Dash maintains an expression of studied innocence that would make master thespians weep with envy. His canine shrug—a masterpiece of calculated nonchalance—speaks volumes in the language of plausible deniability, each subtle muscle movement carefully calibrated to suggest complete detachment from any recent optical misadventures.

Meanwhile, Slash navigates her suddenly impressionist world with the cautious determination of someone who has found themselves cast as the unwitting protagonist in a slapstick universe.

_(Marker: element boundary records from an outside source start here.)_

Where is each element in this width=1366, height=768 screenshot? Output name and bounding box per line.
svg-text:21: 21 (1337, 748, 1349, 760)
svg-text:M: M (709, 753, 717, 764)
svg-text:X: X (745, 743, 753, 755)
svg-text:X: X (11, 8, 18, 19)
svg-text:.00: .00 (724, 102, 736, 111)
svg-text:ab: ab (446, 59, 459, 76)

Her movements, precise yet uncertain, trace a meditation on the nature of perception itself—each step a negotiation between memory and present reality, between what she knows should be there and what her blurred vision suggests might be.

The scene unfolds as a study in contrasts: Dash’s performative ignorance against Slash’s genuine disorientation, his absolute certainty of position versus her tentative exploration of suddenly unfamiliar terrain. There’s something almost philosophical in the way her hands reach out to grasp at a world that has lost its crisp edges, while Dash observes her journey with the air of a zen master who has transcended mere material concerns (such as the whereabouts of certain essential eyewear).

The comedy here lies not just in the obvious physical humor, but in the deeper irony of how Dash’s minor act of mischief has transformed Slash’s familiar environment into an abstract landscape of shapes and shadows—a temporary exhibition of domestic surrealism, curated by one very unapologetic dog.